L’industrie de l’aérospatiale au Québec est particulièrement concernée.
Cette politique industrielle de Beijing vise deux grands objectifs à très long terme, une notion étrangère aux Occidentaux qui raisonnent habituellement en période de trois ou cinq ans.
Le premier est de faire de la Chine LA puissance mondiale en 2049 en matière de qualité, année où le pays célébrera le centenaire de la fondation de la Chine communiste.
Le second est d’accroître l’autosuffisance de la Chine en matière de haute technologie, en réduisant sa dépendance aux importations des pays occidentaux et en ayant davantage de contenu chinois dans les produits vendus dans le pays — l’objectif est d’atteindre 70 % en 2025.
Trois années charnières
Le Made in China 2025 comprend aussi trois années charnières, qui culmineront au milieu de ce siècle.
- En 2025 : la Chine veut que son industrie manufacturière soit très innovante et très efficace, ce qui n’était pas le cas en 2015, lorsque Beijing a lancé sa politique industrielle.
- En 2035 : la Chine veut être capable de concurrencer sur le plan de la qualité avec les principales puissances manufacturières des pays développés.
- En 2049 : lors du centenaire de la fondation du régime communiste, la Chine veut être LA puissance manufacturière dominante, devant l’Allemagne, le Japon et les États-Unis.
En entrevue à Les Affaires, Ari Van Assche, professeur d’économie à HEC Montréal et spécialiste de l’économie chinoise, confirme que l’industrie manufacturière de la Chine est de plus en plus sophistiquée, et que c’est une tendance lourde.
« Sans le Made in China 2025, la Chine progresserait quand même vers une nouvelle industrie manufacturière », dit-il, en précisant toutefois que cette politique industrielle accélère cette transformation économique.
« Il y a dix ans encore, la Chine se spécialisait dans l’assemblage manufacturier moins sophistiqué, tandis que les produits plus complexes étaient fabriqués au Japon, en Corée du Sud ou aux États-Unis.
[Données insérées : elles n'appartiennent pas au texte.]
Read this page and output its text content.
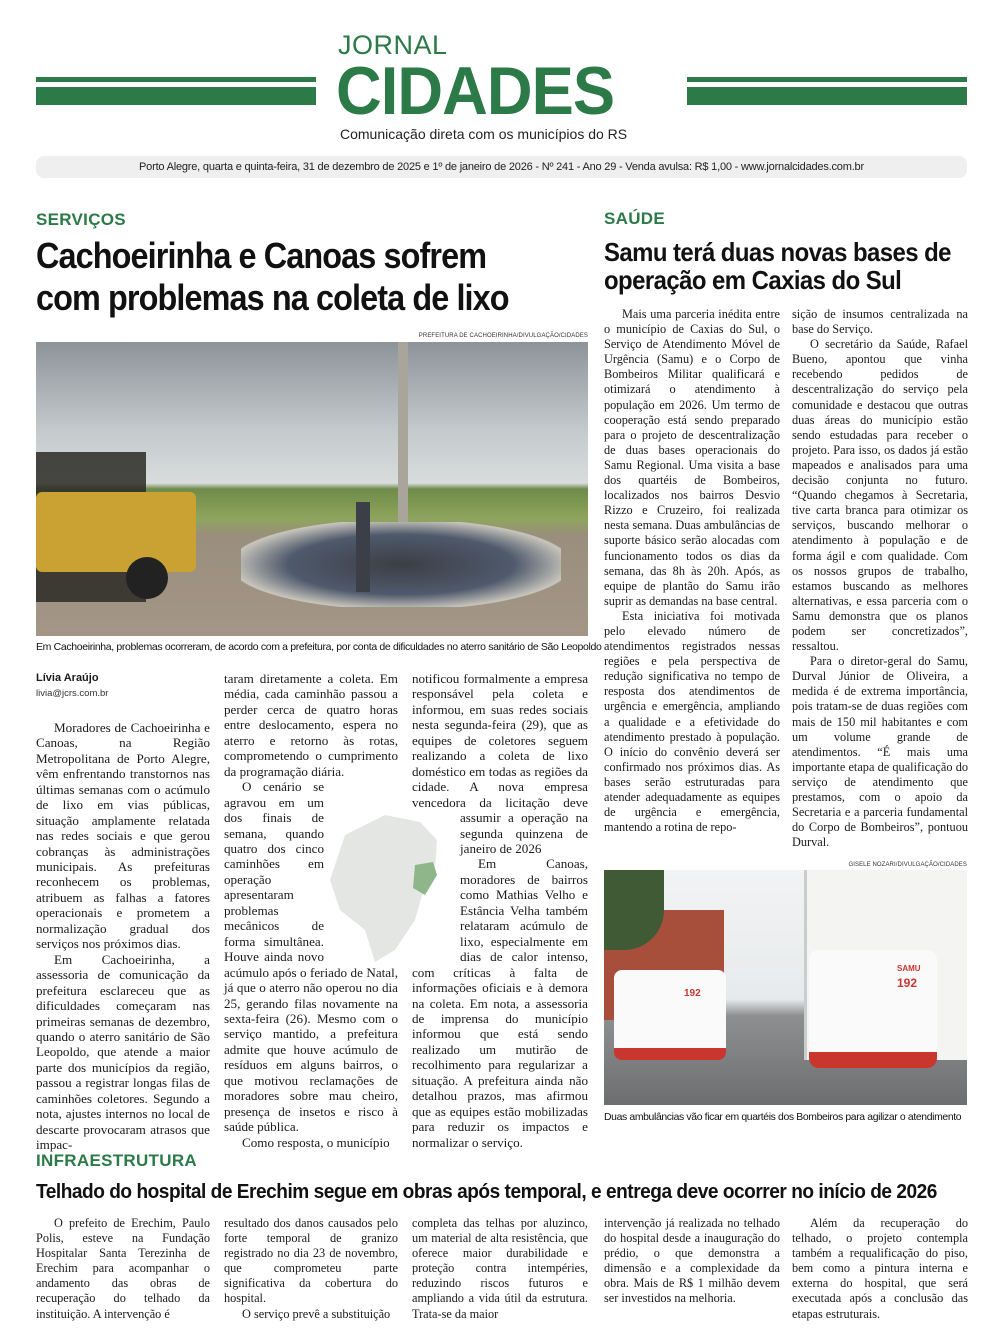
JORNAL
CIDADES
Comunicação direta com os municípios do RS
Porto Alegre, quarta e quinta-feira, 31 de dezembro de 2025 e 1º de janeiro de 2026 - Nº 241 - Ano 29 - Venda avulsa: R$ 1,00 - www.jornalcidades.com.br
SERVIÇOS
Cachoeirinha e Canoas sofrem
com problemas na coleta de lixo
PREFEITURA DE CACHOEIRINHA/DIVULGAÇÃO/CIDADES
Em Cachoeirinha, problemas ocorreram, de acordo com a prefeitura, por conta de dificuldades no aterro sanitário de São Leopoldo
Lívia Araújo
livia@jcrs.com.br

Moradores de Cachoeirinha e Canoas, na Região Metropolitana de Porto Alegre, vêm enfrentando transtornos nas últimas semanas com o acúmulo de lixo em vias públicas, situação amplamente relatada nas redes sociais e que gerou cobranças às administrações municipais. As prefeituras reconhecem os problemas, atribuem as falhas a fatores operacionais e prometem a normalização gradual dos serviços nos próximos dias.

Em Cachoeirinha, a assessoria de comunicação da prefeitura esclareceu que as dificuldades começaram nas primeiras semanas de dezembro, quando o aterro sanitário de São Leopoldo, que atende a maior parte dos municípios da região, passou a registrar longas filas de caminhões coletores. Segundo a nota, ajustes internos no local de descarte provocaram atrasos que impac-

taram diretamente a coleta. Em média, cada caminhão passou a perder cerca de quatro horas entre deslocamento, espera no aterro e retorno às rotas, comprometendo o cumprimento da programação diária.

O cenário se agravou em um dos finais de semana, quando quatro dos cinco caminhões em operação apresentaram problemas mecânicos de forma simultânea. Houve ainda novo acúmulo após o feriado de Natal, já que o aterro não operou no dia 25, gerando filas novamente na sexta-feira (26). Mesmo com o serviço mantido, a prefeitura admite que houve acúmulo de resíduos em alguns bairros, o que motivou reclamações de moradores sobre mau cheiro, presença de insetos e risco à saúde pública.

Como resposta, o município

notificou formalmente a empresa responsável pela coleta e informou, em suas redes sociais nesta segunda-feira (29), que as equipes de coletores seguem realizando a coleta de lixo doméstico em todas as regiões da cidade. A nova empresa vencedora da licitação deve assumir a operação na segunda quinzena de janeiro de 2026

Em Canoas, moradores de bairros como Mathias Velho e Estância Velha também relataram acúmulo de lixo, especialmente em dias de calor intenso, com críticas à falta de informações oficiais e à demora na coleta. Em nota, a assessoria de imprensa do município informou que está sendo realizado um mutirão de recolhimento para regularizar a situação. A prefeitura ainda não detalhou prazos, mas afirmou que as equipes estão mobilizadas para reduzir os impactos e normalizar o serviço.

SAÚDE
Samu terá duas novas bases de
operação em Caxias do Sul

Mais uma parceria inédita entre o município de Caxias do Sul, o Serviço de Atendimento Móvel de Urgência (Samu) e o Corpo de Bombeiros Militar qualificará e otimizará o atendimento à população em 2026. Um termo de cooperação está sendo preparado para o projeto de descentralização de duas bases operacionais do Samu Regional. Uma visita a base dos quartéis de Bombeiros, localizados nos bairros Desvio Rizzo e Cruzeiro, foi realizada nesta semana. Duas ambulâncias de suporte básico serão alocadas com funcionamento todos os dias da semana, das 8h às 20h. Após, as equipe de plantão do Samu irão suprir as demandas na base central.

Esta iniciativa foi motivada pelo elevado número de atendimentos registrados nessas regiões e pela perspectiva de redução significativa no tempo de resposta dos atendimentos de urgência e emergência, ampliando a qualidade e a efetividade do atendimento prestado à população. O início do convênio deverá ser confirmado nos próximos dias. As bases serão estruturadas para atender adequadamente as equipes de urgência e emergência, mantendo a rotina de repo-

sição de insumos centralizada na base do Serviço.

O secretário da Saúde, Rafael Bueno, apontou que vinha recebendo pedidos de descentralização do serviço pela comunidade e destacou que outras duas áreas do município estão sendo estudadas para receber o projeto. Para isso, os dados já estão mapeados e analisados para uma decisão conjunta no futuro. “Quando chegamos à Secretaria, tive carta branca para otimizar os serviços, buscando melhorar o atendimento à população e de forma ágil e com qualidade. Com os nossos grupos de trabalho, estamos buscando as melhores alternativas, e essa parceria com o Samu demonstra que os planos podem ser concretizados”, ressaltou.

Para o diretor-geral do Samu, Durval Júnior de Oliveira, a medida é de extrema importância, pois tratam-se de duas regiões com mais de 150 mil habitantes e com um volume grande de atendimentos. “É mais uma importante etapa de qualificação do serviço de atendimento que prestamos, com o apoio da Secretaria e a parceria fundamental do Corpo de Bombeiros”, pontuou Durval.

GISELE NOZARI/DIVULGAÇÃO/CIDADES
192
SAMU
192
Duas ambulâncias vão ficar em quartéis dos Bombeiros para agilizar o atendimento
INFRAESTRUTURA
Telhado do hospital de Erechim segue em obras após temporal, e entrega deve ocorrer no início de 2026

O prefeito de Erechim, Paulo Polis, esteve na Fundação Hospitalar Santa Terezinha de Erechim para acompanhar o andamento das obras de recuperação do telhado da instituição. A intervenção é

resultado dos danos causados pelo forte temporal de granizo registrado no dia 23 de novembro, que comprometeu parte significativa da cobertura do hospital.

O serviço prevê a substituição

completa das telhas por aluzinco, um material de alta resistência, que oferece maior durabilidade e proteção contra intempéries, reduzindo riscos futuros e ampliando a vida útil da estrutura. Trata-se da maior

intervenção já realizada no telhado do hospital desde a inauguração do prédio, o que demonstra a dimensão e a complexidade da obra. Mais de R$ 1 milhão devem ser investidos na melhoria.

Além da recuperação do telhado, o projeto contempla também a requalificação do piso, bem como a pintura interna e externa do hospital, que será executada após a conclusão das etapas estruturais.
Aujourd’hui, la valeur ajoutée a beaucoup augmenté en Chine », souligne Ari Van Assche.
À un point tel que des entreprises chinoises ont commencé à délocaliser de la production peu sophistiquée et à faible coût de main-d’œuvre en Asie du Sud-Est, comme au Vietnam, une économie émergente de près de 100 millions d’habitants.
Bond du contenu chinois dans les iPhone
Pour illustrer la nouvelle sophistication de l’industrie chinoise, Ari Van Assche donne l’exemple du fameux iPhone d’Apple et des tâches effectuées par des entreprises chinoises pour produire l’iPhone 3G en 2009 et l’iPhone X en 2018.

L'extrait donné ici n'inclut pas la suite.